Yes, so tracking your macros and having a strength-day split in the week? Yeah, you really need to start doing it. I mean, you don’t need to be annoying about it. You do not (I repeat YOU do not) need to go to a restaurant and constantly check the macros on the pink pasta. But you really need to start lifting weights. Whether that’s resistance bands, light weights, or a full deadlift PR goal- the bottom line is strength training is really the way to not feel like putty in your late twenties or early thirties.
I’ve been the annoying friend in my circle, and I still wear this hat because I cannot shut up about strength training, especially to my female friends. It is the only way you train your muscles to fight against gravity, and those pec muscles is secondary aesthetic comfort. If you are still on the fence about strength training, and still think walking/cardio is the only exercise you need to do, the algorithm has steered you to the right place.
You need to start strength training. Here’s why:
The fear most people have walking into a weight room is that they'll bulk up overnight and wake up looking like a completely different person. This is one of the most persistent myths in fitness (especially for women), and it's done a lot of damage, particularly to women who've been fed the idea that weights equal bulk and cardio equals lean. The truth is that building muscle is genuinely hard work. It takes months, sometimes years, of deliberate effort and eating in a surplus to add significant mass. What strength training actually does in the short term is reshape, it tightens, it lifts, and it fills in places where fat loss alone would just leave you feeling deflated and loose. And guess what? You torch calories when you build muscles. Try a Chloe Ting bodyweight strength training workout. I’ve never seen my abs shiver to a YouTube video.
Here's something nobody talks about enough: muscle is metabolically expensive. Your body burns more calories at rest just to maintain them. So the person who has been lifting consistently for a year isn't just stronger; they've essentially upgraded their engine. Their baseline caloric burn is higher, their body composition has shifted, and they didn't have to spend an extra hour on a treadmill to get there. Cardio burns calories during the session. Strength training keeps burning after it. That distinction matters more than most fitness content will ever admit. So yes, Pilates maybe a great starting point for you, but you need to supplement that with lifting actual weight.
Then there's the bone density conversation, which sounds unsexy until you're in your fifties and your doctor is saying words you don't want to hear. Strength training puts stress on your bones, good stress, the kind that signals your body to reinforce and rebuild them. Osteoporosis doesn't announce itself early. It's the thing that catches up with people who spent their twenties and thirties doing exclusively low-impact exercise, thinking they were being kind to their bodies. You are not being kind to your future self by avoiding resistance work. You are just deferring a problem.

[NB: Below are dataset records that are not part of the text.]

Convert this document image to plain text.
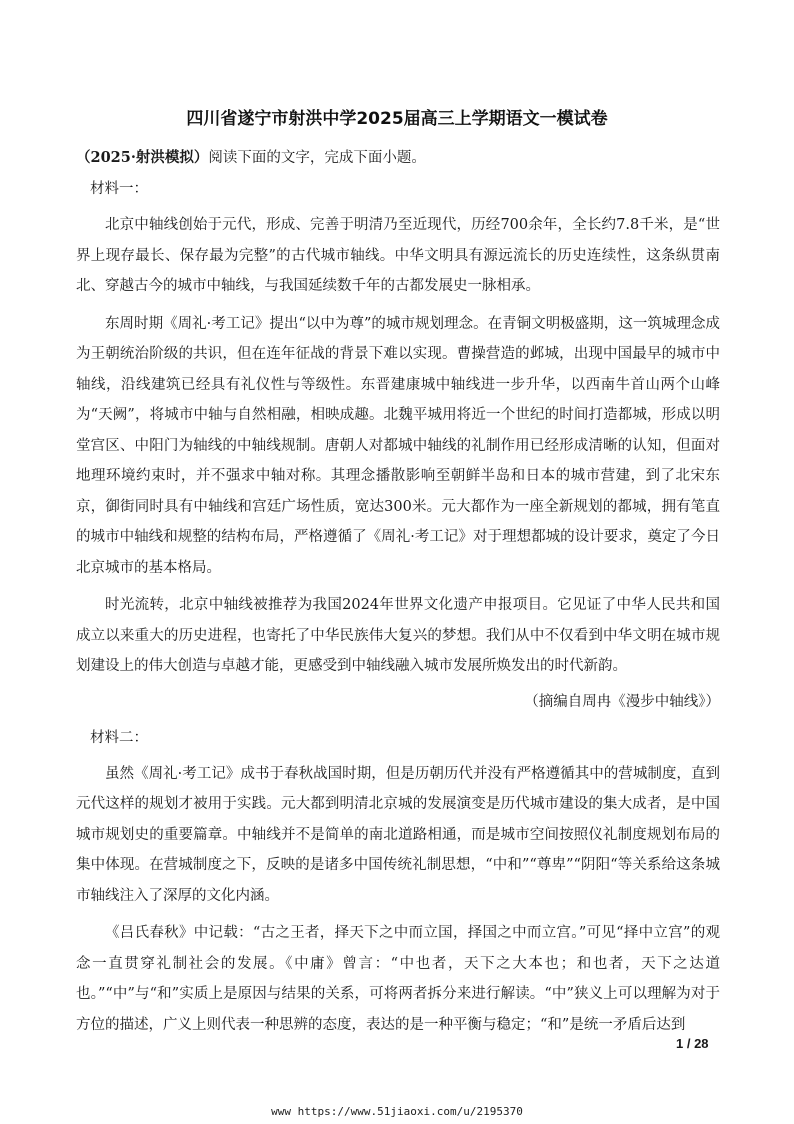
四川省遂宁市射洪中学2025届高三上学期语文一模试卷
（2025·射洪模拟）阅读下面的文字，完成下面小题。
材料一：

北京中轴线创始于元代，形成、完善于明清乃至近现代，历经700余年，全长约7.8千米，是“世界上现存最长、保存最为完整”的古代城市轴线。中华文明具有源远流长的历史连续性，这条纵贯南北、穿越古今的城市中轴线，与我国延续数千年的古都发展史一脉相承。

东周时期《周礼·考工记》提出“以中为尊”的城市规划理念。在青铜文明极盛期，这一筑城理念成为王朝统治阶级的共识，但在连年征战的背景下难以实现。曹操营造的邺城，出现中国最早的城市中轴线，沿线建筑已经具有礼仪性与等级性。东晋建康城中轴线进一步升华，以西南牛首山两个山峰为“天阙”，将城市中轴与自然相融，相映成趣。北魏平城用将近一个世纪的时间打造都城，形成以明堂宫区、中阳门为轴线的中轴线规制。唐朝人对都城中轴线的礼制作用已经形成清晰的认知，但面对地理环境约束时，并不强求中轴对称。其理念播散影响至朝鲜半岛和日本的城市营建，到了北宋东京，御街同时具有中轴线和宫廷广场性质，宽达300米。元大都作为一座全新规划的都城，拥有笔直的城市中轴线和规整的结构布局，严格遵循了《周礼·考工记》对于理想都城的设计要求，奠定了今日北京城市的基本格局。

时光流转，北京中轴线被推荐为我国2024年世界文化遗产申报项目。它见证了中华人民共和国成立以来重大的历史进程，也寄托了中华民族伟大复兴的梦想。我们从中不仅看到中华文明在城市规划建设上的伟大创造与卓越才能，更感受到中轴线融入城市发展所焕发出的时代新韵。

（摘编自周冉《漫步中轴线》）
材料二：

虽然《周礼·考工记》成书于春秋战国时期，但是历朝历代并没有严格遵循其中的营城制度，直到元代这样的规划才被用于实践。元大都到明清北京城的发展演变是历代城市建设的集大成者，是中国城市规划史的重要篇章。中轴线并不是简单的南北道路相通，而是城市空间按照仪礼制度规划布局的集中体现。在营城制度之下，反映的是诸多中国传统礼制思想，“中和”“尊卑”“阴阳“等关系给这条城市轴线注入了深厚的文化内涵。

《吕氏春秋》中记载：“古之王者，择天下之中而立国，择国之中而立宫。”可见“择中立宫”的观念一直贯穿礼制社会的发展。《中庸》曾言：“中也者，天下之大本也；和也者，天下之达道也。”“中”与“和”实质上是原因与结果的关系，可将两者拆分来进行解读。“中”狭义上可以理解为对于方位的描述，广义上则代表一种思辨的态度，表达的是一种平衡与稳定；“和”是统一矛盾后达到

1 / 28
www https://www.51jiaoxi.com/u/2195370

And the hormonal piece is real, too. Strength training regulates cortisol, improves insulin sensitivity, and triggers the release of endorphins in a way that's distinctly different from a steady-state run. I can tell you from personal experience that whenever I have the worst day, a banging leg day can turn my entire day around.
Now, let’s get to the point that really matters. The confidence piece is harder to quantify, but it's arguably the most significant one. There's something about you that changes when you realise your body is capable of more than you assumed. The first time you increase your weight, and it moves, the first time a movement clicks that felt awkward for weeks, those moments stack up. You start carrying yourself differently, not because you look different necessarily, but because you've proven something to yourself repeatedly. You've shown up, you've done something challenging, and your body has responded. That feedback loop affects your self-perception in a way that no amount of cardio can replicate, because cardio is about endurance, and endurance teaches you to survive. Strength training teaches you that you are, in fact, strong.
The other thing worth saying plainly is that you do not need to overhaul your entire life to start. You do not need a gym membership, a personal trainer, or a perfect program on day one. You need to pick up something heavier than what you're comfortable with and do it repeatedly. That's it. The optimisation can come later, progressive overload, periodization, all the things the fitness accounts will try to sell you on. But the foundation is just resistance, consistency, and showing up enough times that your body gets the message.
Your muscles are waiting. They respond faster than you think.